How is this a failure? That's correct. (If your password hashing library doesn't handle this automatically, of course. But it does the same internally.)
Rather than expecting the password hash library to store something into your application DB, you should be managing the access to that DB yourself.
In our case, we use an immutable attribute of each user as their hash. This might be an internal identifier, or the timestamp on which their account was created, or something like that.
Rather than expecting the password hash library to store something into your application DB, you should be managing the access to that DB yourself.
You do manage it yourself. Password hashing library doesn't access your database, it produces a string that you store, which includes salt and password hash.
In our case, we use an immutable attribute of each user as their hash
What? You really need to talk to security-competent people.
> In our case, we use an immutable attribute of each user as their hash.
I assume you mean "as their salt". And even then, why the half-measure? Just laziness? Sure, a guessable/computable salt is better than no salt, but it's not nearly as good as a random salt.
I'm not too familiar with this library, but on inspection this approach seems to have a couple of drawbacks that libraries like bcrypt solve for you:
1) You need to store the salt alongside the password.

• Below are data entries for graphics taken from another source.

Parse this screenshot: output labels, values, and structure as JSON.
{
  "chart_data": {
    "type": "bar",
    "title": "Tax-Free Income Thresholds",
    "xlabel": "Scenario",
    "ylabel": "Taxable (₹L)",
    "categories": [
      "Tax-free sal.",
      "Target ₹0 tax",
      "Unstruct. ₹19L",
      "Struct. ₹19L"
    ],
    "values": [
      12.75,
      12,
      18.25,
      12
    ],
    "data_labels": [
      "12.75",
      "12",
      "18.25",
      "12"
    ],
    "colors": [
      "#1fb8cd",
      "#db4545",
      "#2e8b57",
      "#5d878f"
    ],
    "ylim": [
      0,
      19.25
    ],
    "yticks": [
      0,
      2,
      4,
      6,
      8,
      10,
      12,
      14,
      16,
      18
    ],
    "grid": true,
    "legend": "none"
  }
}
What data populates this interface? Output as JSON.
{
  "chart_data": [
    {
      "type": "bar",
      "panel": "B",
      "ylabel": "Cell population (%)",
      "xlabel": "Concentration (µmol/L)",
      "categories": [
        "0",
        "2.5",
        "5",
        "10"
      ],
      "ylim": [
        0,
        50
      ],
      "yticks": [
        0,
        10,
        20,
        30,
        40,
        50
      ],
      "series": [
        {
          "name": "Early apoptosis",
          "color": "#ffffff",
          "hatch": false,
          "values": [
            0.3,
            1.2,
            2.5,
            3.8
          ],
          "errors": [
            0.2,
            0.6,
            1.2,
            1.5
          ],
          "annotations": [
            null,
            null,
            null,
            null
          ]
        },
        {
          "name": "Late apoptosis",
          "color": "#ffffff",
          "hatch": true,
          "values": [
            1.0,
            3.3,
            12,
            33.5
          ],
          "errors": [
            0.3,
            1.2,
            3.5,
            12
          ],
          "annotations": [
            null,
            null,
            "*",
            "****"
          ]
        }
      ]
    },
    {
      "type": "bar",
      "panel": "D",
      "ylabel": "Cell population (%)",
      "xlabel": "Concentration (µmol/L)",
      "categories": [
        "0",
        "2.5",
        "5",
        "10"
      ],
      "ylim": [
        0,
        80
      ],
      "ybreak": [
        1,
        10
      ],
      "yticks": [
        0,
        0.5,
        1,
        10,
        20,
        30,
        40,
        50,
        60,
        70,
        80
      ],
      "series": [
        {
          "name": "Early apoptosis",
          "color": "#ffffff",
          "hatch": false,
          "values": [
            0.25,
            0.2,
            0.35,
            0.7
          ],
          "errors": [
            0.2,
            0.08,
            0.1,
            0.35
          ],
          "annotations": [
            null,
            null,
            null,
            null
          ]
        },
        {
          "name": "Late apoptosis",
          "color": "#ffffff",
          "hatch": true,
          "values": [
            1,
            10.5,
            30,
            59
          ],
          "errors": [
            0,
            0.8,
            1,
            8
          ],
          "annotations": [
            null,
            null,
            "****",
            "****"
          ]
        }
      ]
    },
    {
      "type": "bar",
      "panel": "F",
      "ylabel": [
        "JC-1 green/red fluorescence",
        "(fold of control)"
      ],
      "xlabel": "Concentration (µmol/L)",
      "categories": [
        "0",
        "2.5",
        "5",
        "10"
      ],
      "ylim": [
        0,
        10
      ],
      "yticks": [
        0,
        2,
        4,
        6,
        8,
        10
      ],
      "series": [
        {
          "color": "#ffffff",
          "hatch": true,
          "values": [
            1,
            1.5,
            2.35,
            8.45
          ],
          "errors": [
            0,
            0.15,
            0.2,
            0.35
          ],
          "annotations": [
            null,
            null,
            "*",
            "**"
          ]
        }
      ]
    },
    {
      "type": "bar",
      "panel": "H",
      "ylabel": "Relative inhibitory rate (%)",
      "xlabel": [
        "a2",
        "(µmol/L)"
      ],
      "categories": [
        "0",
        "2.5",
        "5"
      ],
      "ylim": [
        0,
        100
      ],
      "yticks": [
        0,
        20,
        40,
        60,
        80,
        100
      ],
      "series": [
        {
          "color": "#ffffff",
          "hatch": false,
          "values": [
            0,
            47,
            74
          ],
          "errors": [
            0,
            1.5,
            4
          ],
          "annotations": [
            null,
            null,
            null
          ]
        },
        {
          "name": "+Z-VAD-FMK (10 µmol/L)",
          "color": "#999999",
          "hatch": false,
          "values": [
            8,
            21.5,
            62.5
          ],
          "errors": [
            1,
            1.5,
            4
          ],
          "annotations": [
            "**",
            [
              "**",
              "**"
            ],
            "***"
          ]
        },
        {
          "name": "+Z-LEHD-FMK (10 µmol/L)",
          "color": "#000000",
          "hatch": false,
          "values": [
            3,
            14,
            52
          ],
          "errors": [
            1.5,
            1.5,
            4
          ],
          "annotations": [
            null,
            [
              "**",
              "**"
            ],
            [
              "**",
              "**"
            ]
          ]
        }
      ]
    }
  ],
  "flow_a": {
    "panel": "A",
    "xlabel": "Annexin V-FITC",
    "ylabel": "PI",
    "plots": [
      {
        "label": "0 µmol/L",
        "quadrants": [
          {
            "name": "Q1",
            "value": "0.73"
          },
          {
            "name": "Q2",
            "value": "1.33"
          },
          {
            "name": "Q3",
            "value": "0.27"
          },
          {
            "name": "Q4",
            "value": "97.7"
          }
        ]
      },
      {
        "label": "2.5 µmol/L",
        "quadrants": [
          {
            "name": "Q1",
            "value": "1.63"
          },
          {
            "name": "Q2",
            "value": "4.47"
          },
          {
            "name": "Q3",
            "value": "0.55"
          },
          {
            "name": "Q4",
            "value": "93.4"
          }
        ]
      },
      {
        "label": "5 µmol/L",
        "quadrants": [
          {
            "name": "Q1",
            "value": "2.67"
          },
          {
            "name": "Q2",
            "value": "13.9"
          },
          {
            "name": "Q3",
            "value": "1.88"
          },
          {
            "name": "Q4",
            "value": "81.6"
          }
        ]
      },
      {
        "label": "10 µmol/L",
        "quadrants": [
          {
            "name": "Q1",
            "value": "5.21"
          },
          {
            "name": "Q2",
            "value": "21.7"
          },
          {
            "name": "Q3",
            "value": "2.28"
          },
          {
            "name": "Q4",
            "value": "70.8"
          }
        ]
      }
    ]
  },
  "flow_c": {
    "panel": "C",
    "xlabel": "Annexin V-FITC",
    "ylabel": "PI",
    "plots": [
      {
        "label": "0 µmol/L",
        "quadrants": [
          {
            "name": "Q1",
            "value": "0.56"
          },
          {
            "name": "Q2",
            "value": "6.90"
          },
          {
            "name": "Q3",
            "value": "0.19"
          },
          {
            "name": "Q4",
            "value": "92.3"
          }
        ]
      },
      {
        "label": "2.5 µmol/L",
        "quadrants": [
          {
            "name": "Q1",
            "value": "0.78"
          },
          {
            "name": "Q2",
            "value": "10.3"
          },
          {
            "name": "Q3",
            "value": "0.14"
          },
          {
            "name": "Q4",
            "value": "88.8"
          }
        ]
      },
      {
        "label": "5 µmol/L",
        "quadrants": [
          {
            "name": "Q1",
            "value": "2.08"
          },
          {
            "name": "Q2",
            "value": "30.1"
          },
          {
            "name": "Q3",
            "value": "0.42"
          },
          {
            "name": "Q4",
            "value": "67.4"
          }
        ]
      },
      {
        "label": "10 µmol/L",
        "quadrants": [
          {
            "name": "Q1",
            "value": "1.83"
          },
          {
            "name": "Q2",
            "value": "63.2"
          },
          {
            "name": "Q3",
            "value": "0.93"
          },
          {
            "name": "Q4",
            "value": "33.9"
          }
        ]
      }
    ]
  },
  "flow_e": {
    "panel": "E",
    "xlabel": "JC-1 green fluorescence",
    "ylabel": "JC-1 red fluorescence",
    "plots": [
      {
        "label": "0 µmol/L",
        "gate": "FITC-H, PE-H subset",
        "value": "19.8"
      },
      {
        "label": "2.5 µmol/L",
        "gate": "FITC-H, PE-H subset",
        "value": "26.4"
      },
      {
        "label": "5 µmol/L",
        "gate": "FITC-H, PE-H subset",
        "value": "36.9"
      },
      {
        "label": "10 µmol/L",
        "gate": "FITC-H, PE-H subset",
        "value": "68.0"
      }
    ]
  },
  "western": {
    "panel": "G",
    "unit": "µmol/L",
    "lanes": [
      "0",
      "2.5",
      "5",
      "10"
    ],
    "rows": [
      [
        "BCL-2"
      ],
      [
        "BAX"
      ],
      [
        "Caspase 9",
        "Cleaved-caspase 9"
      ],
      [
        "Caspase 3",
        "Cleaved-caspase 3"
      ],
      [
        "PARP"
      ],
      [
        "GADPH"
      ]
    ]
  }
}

2) If you want to futureproof the stretching factor (e.g. change from 100000 to 1000000), you need to store that alongside the password hash as well.
3) If you want to futureproof the hashing algorithm, you need to store that alongside the password hash.
The value of the *crypt solutions is that they store the input parameters as part of the stored secret. So you can make adjustments later on without invalidating existing stored passwords, or having to resort to annoying "double-hashes" to migrate to a new approach.
I don't understand your comment about the ORM needing to handle passwords. It's a simple fetch of a field from the DB, which you then pass as an input to your password validator. How is that any harder than fetching a salt and a hash and passing those to your validator?